Battle of Salut
| Date | 130 AD |
| Location | Salut, Modern Day Oman |
| Result | Arab victory |

Belligerents
- Azd Tribe Zahran tribe; ;: Parthian Forces

Commanders and leaders
- Malik Bin Fahm Amr bin Fahm bin Taymallah.: Bara b Dara b Bahman. A Marzuban

Casualties and losses
- Unknown: Unknown

= Battle of Salut =

The Battle of Salut as described in Omani tradition was a conflict between Arab tribal migrants against Persian forces stationed in Oman. Salut was described as a stronghold for the Persians, as it was an early settlement for the Persians associated with Aflaj immigration systems and regional control.

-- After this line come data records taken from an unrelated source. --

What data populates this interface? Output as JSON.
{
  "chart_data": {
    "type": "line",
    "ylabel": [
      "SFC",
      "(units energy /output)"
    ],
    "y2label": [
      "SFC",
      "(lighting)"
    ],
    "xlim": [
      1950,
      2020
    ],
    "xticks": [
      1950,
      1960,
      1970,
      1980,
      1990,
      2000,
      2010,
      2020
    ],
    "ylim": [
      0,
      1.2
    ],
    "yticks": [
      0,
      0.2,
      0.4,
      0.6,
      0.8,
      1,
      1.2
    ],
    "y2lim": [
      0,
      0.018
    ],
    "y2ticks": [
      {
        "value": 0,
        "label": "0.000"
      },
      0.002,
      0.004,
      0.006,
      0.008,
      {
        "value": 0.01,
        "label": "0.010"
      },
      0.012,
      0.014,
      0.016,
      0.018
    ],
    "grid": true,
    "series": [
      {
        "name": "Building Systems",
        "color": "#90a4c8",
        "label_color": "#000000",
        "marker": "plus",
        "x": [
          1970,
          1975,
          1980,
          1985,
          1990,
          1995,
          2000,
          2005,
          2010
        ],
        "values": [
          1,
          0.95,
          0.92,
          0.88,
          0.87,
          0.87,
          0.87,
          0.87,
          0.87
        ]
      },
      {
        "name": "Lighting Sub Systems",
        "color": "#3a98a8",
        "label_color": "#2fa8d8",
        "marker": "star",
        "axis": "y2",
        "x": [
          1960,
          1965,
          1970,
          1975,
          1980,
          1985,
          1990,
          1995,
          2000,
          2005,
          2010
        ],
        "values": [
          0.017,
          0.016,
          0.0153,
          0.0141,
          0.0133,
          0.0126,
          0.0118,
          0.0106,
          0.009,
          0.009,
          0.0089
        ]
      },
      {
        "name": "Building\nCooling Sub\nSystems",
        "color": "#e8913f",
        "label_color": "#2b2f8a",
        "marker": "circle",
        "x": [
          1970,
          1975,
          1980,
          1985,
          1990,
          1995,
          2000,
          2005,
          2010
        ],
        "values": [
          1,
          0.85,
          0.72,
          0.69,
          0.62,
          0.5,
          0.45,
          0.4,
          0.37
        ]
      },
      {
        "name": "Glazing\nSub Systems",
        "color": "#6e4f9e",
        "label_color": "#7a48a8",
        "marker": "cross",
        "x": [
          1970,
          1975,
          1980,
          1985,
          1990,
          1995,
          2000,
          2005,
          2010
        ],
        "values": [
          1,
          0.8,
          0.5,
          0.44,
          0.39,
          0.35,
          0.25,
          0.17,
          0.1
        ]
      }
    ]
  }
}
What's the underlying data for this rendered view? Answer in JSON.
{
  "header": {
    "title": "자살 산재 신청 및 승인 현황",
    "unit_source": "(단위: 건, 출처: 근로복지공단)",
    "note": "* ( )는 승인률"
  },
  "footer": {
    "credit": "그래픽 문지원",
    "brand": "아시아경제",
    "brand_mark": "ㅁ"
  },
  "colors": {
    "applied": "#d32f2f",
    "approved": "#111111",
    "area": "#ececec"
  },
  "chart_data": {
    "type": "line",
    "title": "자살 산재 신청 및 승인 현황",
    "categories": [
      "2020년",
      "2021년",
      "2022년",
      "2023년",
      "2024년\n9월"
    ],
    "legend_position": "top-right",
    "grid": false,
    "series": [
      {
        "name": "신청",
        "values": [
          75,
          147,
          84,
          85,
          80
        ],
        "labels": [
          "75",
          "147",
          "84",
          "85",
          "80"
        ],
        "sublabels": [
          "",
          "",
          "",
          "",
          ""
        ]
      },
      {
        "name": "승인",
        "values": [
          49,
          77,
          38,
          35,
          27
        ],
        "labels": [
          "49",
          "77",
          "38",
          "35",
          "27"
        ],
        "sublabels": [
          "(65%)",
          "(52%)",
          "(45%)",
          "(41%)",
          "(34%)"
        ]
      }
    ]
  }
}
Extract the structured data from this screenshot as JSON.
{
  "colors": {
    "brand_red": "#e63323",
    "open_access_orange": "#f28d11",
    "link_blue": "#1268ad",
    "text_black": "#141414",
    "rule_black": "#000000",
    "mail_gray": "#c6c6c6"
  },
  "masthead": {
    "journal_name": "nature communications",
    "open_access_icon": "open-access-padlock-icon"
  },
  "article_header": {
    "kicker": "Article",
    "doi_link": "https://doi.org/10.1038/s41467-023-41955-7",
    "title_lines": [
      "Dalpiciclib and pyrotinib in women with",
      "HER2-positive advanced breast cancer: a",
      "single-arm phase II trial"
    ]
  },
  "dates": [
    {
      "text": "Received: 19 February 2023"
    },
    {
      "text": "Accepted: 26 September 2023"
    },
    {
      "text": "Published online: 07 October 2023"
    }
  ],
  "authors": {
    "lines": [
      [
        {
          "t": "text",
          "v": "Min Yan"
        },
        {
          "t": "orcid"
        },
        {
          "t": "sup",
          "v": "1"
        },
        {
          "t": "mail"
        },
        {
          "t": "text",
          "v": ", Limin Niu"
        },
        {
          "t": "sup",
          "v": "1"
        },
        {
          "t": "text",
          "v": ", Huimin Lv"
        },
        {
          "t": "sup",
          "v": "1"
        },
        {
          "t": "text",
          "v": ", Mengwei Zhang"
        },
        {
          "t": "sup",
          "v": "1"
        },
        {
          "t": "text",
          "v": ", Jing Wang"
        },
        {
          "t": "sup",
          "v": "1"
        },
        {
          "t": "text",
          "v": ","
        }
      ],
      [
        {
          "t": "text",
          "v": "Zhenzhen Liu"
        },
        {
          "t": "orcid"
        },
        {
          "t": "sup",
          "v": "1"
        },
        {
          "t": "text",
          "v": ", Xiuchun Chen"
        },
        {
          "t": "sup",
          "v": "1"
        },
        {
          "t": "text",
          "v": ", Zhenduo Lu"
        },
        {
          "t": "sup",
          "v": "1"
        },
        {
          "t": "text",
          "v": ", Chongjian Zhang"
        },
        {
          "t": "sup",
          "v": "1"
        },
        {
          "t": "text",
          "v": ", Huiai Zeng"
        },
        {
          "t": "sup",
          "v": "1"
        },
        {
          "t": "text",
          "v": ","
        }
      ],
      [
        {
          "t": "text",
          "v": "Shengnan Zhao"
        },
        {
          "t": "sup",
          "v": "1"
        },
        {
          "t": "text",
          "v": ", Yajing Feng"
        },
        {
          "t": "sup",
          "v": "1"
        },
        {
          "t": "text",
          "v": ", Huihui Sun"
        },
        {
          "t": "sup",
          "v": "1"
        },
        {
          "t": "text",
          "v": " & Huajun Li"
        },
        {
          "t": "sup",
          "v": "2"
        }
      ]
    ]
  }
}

== Azdi Conquest of Oman ==
According to later recordings, the battle took place in Salut and nearby areas, where Malik's army had defeated the Persians in a decisive battle, and causing the parthians to surrender and withdraw from the Arabian peninsula, Later Omani traditions portray the battle as a Turning point in the history of South East Arabia, Marking the beginning of sustained Arab political dominance in Oman. Some accounts further state that the victory enabled Malik ibn Fahm and his followers to secure control over major settlements and trade routes in the Omani interior.
Modern historians however, note that contemporary evidence for the battle is scarce and that the surviving narratives were recorded centuries after they were described.

==Aftermath==
Traditions claim that after the Persian defeat in Oman, the Azd Tribe made a kingdom there. Historiographer J. C. Wilkinson suggests that the degree of success the Azd had over the Persians in this battle is nonetheless, the traditions surrounding the battle occupy are portrayed frequently as symbolizing the establishment of Arab rule in the region.

but Modern scholars tread carefully, suggesting that they may preserve memories carefully of broader processes of Arab tribal migration, tribal consolidation in pre-Islamic Oman rather than a fully documented historical event.